Are You Ready for the iWatch Gold Rush? 4 Questions to Ask
In the six or so years since the iPhone was first introduced, consumers have spent roughly $50 billion dollars on mobile applications, and more than half of that in the last twelve months. Not surprisingly, this revenue opportunity has attracted huge investment from the Venture Capital community, reaching as high as 25% of all VC investments in certain quarters.
Needless to say, Mobile has very quickly become a very big business. While it’s difficult to compare apples to oranges, the growth of this market from non-existent to $30b in a little more than 5 years is even more impressive than the original rise of PCs in the 1980’s and 90’s. And perhaps even more remarkable was who captured that market — small shops like OMGPOP (RIP) made a killing by optimizing for mobile and moving faster than the established competition.
Now, as investment into mobile begins to level off and the industry matures, Apple could be poised to set off another tectonic shift in application development with its impending introduction of the iWatch.
iWatch probably won’t displace mobile to the same extent mobile and tablet computing have displaced desktop. A watch face is simply too small for many of the applications that have made mobile computing so successful, and it’s hard to see people ditching their phones wholesale in favor of watches.
But it’s also safe to assume that whatever share of our attention the iWatch does capture, it will capture it even more quickly than its mobile predecessor. Developers have now been through this song and dance twice with Mobile and Tablet, and are going to be ready for the next screen size that comes along.
That’s why this time around, it’s even more important that you get out in front of the shift before it even takes place. You know who your competitors will be. Here are four questions you need to ask yourself while the iWatch is still a hypothetical product.
Are You Ready for the iWatch? 4 Questions to Ask Yourself
1) Do I even need a Smartwatch strategy?
Is your product mobile? Does it require frequent passive attention? Which features, if any, would fit comfortably and logically on a 1.5 inch screen?
If you can think of any benefits at all to a Smartwatch app, it makes sense to think about your strategy in order to execute the minute they release the developer API. If not, don’t get caught up in the hype. Instead, focus on your core product but always keep an eye on the competition — they may see an opportunity in Smartwatches that you don’t.
2) Do I have the right architecture?
When the iPhone gold rush first hit, many companies hacked together crude APIs or used screen scraping to get their iPhone app up and running as quickly as possible.
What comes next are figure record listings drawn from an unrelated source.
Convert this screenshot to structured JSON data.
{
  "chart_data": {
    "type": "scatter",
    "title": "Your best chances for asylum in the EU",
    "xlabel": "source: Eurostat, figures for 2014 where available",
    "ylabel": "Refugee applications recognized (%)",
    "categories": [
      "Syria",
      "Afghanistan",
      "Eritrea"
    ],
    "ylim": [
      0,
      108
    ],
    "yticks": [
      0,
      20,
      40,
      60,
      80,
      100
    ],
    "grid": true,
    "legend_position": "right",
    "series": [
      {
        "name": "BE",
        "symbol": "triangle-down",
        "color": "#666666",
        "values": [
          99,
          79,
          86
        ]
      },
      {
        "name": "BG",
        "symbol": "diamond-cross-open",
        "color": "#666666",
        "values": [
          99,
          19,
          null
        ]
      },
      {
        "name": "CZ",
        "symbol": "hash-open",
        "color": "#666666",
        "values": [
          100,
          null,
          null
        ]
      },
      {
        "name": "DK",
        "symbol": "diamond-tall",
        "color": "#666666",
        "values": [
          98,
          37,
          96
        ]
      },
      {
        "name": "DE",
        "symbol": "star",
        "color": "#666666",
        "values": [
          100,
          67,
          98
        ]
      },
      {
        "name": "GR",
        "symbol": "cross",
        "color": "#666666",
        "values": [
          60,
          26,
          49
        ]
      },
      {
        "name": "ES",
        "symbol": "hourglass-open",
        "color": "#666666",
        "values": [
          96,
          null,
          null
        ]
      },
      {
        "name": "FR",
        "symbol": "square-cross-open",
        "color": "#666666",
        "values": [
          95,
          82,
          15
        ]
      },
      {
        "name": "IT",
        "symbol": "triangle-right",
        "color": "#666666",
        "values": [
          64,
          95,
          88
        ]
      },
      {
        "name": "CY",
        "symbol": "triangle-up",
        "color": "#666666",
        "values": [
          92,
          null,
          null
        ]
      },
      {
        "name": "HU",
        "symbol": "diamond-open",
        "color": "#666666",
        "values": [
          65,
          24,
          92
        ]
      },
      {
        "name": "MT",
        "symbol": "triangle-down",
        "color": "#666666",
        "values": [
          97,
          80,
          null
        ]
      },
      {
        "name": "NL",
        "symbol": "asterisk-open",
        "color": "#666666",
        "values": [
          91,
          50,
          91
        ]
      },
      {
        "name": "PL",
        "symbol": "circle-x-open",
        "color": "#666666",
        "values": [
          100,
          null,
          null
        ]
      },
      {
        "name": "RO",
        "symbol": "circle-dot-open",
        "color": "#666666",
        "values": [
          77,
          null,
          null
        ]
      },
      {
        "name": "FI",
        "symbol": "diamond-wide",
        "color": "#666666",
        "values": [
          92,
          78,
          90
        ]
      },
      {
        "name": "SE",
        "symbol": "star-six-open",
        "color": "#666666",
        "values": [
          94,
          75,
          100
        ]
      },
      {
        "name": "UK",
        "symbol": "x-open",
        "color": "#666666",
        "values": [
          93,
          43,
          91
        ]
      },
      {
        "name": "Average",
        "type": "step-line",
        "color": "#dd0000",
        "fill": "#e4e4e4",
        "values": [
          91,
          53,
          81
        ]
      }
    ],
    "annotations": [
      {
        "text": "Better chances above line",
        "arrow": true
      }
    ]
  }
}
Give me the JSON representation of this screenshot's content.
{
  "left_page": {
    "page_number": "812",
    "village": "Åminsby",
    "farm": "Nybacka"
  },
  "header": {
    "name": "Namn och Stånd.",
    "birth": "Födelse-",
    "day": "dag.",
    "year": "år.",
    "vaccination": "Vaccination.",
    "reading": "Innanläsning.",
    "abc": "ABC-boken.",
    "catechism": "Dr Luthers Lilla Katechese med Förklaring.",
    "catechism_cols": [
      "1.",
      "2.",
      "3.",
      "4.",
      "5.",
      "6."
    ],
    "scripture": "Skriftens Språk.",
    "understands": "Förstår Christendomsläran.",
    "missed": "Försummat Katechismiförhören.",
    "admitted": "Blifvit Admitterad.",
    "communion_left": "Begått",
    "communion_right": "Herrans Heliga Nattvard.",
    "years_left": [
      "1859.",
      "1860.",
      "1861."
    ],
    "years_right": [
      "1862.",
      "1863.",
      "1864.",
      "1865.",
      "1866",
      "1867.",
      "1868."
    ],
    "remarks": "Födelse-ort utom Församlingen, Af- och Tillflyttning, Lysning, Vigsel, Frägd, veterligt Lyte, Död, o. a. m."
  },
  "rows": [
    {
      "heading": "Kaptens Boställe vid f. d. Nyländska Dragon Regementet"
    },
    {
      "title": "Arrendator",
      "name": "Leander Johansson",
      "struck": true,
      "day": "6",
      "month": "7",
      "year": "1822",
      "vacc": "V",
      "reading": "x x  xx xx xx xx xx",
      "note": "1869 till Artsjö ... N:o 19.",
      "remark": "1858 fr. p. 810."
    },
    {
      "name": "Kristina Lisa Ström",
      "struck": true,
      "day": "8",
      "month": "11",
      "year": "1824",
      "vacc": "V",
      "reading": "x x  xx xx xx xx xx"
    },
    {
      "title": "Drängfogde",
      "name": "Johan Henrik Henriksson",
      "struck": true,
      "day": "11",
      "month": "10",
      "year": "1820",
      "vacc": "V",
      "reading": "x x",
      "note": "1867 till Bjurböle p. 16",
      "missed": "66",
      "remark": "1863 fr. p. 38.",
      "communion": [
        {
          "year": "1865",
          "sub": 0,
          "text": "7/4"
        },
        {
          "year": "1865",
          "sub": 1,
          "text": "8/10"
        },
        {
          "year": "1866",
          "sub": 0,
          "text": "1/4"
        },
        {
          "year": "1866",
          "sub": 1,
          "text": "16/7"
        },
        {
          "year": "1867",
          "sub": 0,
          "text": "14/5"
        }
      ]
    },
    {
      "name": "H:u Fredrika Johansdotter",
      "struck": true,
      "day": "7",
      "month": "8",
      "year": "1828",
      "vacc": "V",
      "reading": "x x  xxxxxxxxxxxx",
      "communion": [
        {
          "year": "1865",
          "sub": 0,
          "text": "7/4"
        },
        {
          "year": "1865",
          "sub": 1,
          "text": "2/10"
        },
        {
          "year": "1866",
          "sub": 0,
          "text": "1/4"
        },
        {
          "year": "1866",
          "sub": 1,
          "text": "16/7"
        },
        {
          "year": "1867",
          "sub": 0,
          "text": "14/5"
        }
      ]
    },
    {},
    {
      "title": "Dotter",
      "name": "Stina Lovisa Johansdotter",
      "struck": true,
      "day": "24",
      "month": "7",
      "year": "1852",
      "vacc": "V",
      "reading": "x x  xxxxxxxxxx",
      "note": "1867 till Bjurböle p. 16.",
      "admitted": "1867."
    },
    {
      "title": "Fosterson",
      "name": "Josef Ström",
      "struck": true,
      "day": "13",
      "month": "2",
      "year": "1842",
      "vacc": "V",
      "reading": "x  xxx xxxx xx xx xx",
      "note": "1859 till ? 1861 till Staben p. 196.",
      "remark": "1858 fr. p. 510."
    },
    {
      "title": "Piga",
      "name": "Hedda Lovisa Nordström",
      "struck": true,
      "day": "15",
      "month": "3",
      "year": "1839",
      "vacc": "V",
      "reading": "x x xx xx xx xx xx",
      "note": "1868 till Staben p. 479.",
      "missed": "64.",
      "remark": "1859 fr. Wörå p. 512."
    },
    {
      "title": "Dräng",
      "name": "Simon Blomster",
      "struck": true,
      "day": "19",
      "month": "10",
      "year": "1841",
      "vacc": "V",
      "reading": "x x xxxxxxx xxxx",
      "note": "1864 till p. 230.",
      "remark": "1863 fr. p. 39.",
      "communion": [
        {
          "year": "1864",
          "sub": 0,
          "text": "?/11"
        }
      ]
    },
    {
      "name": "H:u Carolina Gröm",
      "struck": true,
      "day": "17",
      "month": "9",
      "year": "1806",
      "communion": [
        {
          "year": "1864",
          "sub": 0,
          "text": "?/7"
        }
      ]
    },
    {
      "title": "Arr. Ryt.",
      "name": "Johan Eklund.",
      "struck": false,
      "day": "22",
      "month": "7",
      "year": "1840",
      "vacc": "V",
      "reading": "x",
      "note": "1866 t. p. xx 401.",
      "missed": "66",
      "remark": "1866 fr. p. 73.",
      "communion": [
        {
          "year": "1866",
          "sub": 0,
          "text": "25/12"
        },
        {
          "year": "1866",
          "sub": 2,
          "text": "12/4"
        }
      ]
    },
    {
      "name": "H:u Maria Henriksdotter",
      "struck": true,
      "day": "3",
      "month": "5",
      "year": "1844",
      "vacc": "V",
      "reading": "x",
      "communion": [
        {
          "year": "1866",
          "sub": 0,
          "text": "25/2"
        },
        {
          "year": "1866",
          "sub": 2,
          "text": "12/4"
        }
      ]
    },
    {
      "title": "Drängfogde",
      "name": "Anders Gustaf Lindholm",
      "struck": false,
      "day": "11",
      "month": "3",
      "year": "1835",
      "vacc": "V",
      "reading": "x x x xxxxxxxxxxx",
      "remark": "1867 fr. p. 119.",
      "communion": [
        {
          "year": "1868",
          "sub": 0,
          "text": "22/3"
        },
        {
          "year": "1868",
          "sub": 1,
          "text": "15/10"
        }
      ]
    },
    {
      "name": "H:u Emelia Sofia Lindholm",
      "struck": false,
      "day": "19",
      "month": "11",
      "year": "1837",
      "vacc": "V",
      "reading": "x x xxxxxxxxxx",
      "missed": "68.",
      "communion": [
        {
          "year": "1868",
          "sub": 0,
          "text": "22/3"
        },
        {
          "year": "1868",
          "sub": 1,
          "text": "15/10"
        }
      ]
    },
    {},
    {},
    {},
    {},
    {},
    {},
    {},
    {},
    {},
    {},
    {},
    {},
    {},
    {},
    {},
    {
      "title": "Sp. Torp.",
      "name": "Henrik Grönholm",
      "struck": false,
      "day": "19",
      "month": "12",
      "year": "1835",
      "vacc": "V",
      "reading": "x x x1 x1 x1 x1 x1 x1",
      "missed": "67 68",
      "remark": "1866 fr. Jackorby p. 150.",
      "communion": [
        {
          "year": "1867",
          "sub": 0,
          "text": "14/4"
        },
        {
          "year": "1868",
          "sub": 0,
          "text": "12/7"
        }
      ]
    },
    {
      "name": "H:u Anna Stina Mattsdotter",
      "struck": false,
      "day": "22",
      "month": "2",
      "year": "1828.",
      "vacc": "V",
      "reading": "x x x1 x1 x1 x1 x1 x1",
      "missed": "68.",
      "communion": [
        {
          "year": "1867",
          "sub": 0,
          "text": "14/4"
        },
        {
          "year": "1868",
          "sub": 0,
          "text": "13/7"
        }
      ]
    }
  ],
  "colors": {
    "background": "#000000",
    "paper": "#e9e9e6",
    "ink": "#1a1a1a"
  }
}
In retrospect, this was a big mistake. Several years later those same companies had to repeat the process for Android and again for Tablet OS’s, and now are finding their internet infrastructure woefully insufficient for a multichannel world.
The better approach, by far, is to have a solid API that will be able to comfortably accommodate new applications as operating systems continue to proliferate. Can you say this about your infrastructure?
3) Do I have the right team?
If the iWatch came out tomorrow, who on your team would be in charge of building the new product? Ideally, someone with experience quickly getting up to speed on mobile platforms with different screen sizes. If you’d prefer to outsource, at least think about who would be best equipped to source a 3rd party shop and manage the relationship.
4) Are we practicing Responsive Design?
Rather than building a brand new app every time a piece of hardware is introduced with a slightly different screen size, many companies have opted for the even more flexible route of responsive design HTML pages.
While a mobile page may not be able to leverage the hardware’s features to the full extent of a native app, it has an advantage when it comes to speed of delivery. Once you’ve optimized it on a small screen, you won’t have to write a single line of code to bring it to market on a new device.
In the months ahead, I expect responsive design websites to optimize for even smaller screens than the ~3 inch (mobile) screens they currently bottom out at.
Do you think the iWatch is going to make a major splash or a fatal flop? What preparations are you making, if any?